Are You Tax Savvy on Real Estate Strategies?

58 Replies

Hey everyone! It's that time of year again - TAX SEASON! Ahhhhh!

So, we had our knowledgeable BiggerPockets member, Amanda Han, create a tax strategy quiz to see where your understanding of real estate strategies stands.

Let's see how well you can do - QUIZ

Also, don't forget to purchase Amanda's book, The Book on Tax StrategiesHERE!

Good luck!

I got the retirement account questions wrong, but in my defense I have no plans to buy a rental property from or for my parents. 

One interesting question is the one about expensing a trip for business. I would argue that not only does the trip need to be for business, but only for business. In other words if you go on a five day trip to Hawaii and spend two days looking at properties, it could be hard to defend that as a business trip. I am not saying you cannot have fun on a business trip, but be careful if you are trying to shelter vacations under a business trip title. That is hard one to defend in an audit. 

Originally posted by @Joe Splitrock :

I got the retirement account questions wrong, but in my defense I have no plans to buy a rental property from or for my parents. 
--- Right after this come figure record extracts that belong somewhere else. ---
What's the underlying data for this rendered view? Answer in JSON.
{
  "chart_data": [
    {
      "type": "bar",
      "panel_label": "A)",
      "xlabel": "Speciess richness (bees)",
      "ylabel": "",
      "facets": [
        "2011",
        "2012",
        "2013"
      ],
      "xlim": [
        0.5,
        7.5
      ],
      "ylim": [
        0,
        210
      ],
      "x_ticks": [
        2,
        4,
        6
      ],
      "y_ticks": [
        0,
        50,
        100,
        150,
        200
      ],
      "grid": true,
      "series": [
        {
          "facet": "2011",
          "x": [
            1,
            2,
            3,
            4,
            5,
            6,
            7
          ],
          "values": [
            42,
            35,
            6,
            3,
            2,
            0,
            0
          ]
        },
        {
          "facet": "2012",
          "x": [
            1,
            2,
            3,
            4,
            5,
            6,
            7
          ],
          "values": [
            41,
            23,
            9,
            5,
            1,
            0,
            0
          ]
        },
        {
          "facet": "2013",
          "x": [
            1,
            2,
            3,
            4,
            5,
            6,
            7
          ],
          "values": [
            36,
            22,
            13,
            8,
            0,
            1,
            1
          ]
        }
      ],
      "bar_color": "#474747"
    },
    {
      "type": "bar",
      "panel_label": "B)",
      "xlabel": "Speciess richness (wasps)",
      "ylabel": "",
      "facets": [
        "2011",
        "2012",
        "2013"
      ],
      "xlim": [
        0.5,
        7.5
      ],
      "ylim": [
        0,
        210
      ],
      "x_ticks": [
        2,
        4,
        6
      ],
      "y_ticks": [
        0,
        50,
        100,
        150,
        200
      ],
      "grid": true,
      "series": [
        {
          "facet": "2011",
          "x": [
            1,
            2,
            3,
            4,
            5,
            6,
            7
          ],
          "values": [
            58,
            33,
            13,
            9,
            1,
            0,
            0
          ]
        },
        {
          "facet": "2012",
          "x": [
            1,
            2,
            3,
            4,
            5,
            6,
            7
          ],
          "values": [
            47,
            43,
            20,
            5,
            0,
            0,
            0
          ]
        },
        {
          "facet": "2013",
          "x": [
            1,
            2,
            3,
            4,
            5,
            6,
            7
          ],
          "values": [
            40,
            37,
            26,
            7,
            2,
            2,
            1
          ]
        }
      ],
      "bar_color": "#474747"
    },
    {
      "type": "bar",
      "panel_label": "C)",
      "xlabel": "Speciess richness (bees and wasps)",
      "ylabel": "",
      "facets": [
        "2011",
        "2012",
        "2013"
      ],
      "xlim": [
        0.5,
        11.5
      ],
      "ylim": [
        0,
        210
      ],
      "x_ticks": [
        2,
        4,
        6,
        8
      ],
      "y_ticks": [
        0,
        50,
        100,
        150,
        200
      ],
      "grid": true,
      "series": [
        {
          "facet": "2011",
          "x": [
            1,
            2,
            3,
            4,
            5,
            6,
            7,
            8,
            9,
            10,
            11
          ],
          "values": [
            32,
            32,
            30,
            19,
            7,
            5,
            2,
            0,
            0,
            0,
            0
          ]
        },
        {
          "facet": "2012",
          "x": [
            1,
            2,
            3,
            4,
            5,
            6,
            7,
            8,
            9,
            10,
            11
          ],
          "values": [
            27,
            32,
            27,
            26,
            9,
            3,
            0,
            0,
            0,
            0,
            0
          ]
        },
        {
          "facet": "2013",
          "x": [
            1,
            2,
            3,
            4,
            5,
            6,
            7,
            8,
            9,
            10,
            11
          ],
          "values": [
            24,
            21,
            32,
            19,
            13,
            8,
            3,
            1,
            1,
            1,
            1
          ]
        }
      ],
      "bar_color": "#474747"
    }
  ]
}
One interesting question is the one about expensing a trip for business. I would argue that not only does the trip need to be for business, but only for business. In other words if you go on a five day trip to Hawaii and spend two days looking at properties, it could be hard to defend that as a business trip. I am not saying you cannot have fun on a business trip, but be careful if you are trying to shelter vacations under a business trip title. That is hard one to defend in an audit. 

 Ha! I only got two wrong as well and they were retirement account questions - the type you can borrow from (I've never borrowed from mine) and what you can do with the money. 

I think expenses are much easier to justify when there is documented income to the business. If you bring in $100k annually in rent, it is much easier to justify most expenses than if you have one house and are trying to write off your trip to Hawaii :) . The other part of it is operating your business like a business. If you show up to collect cash in envelopes and a business card is something you scribbled on the back of a Hardees bag, you're going to have a much tougher go of things in an audit situation. 

Hey Joe.  You should read Amanda's tax strategy book.  She has a section in it about how it's possible to make a trip like you mentioned tax deductible.  Definitely worth the money and time it takes to read it!

11/12 not to shabby considering I have an accounting background.  I missed the first retirement account question thinking it was about 401ks not IRAs.  Should have read it more carefully.  I probably should study up on Self-Directed 401ks a bit more anyway.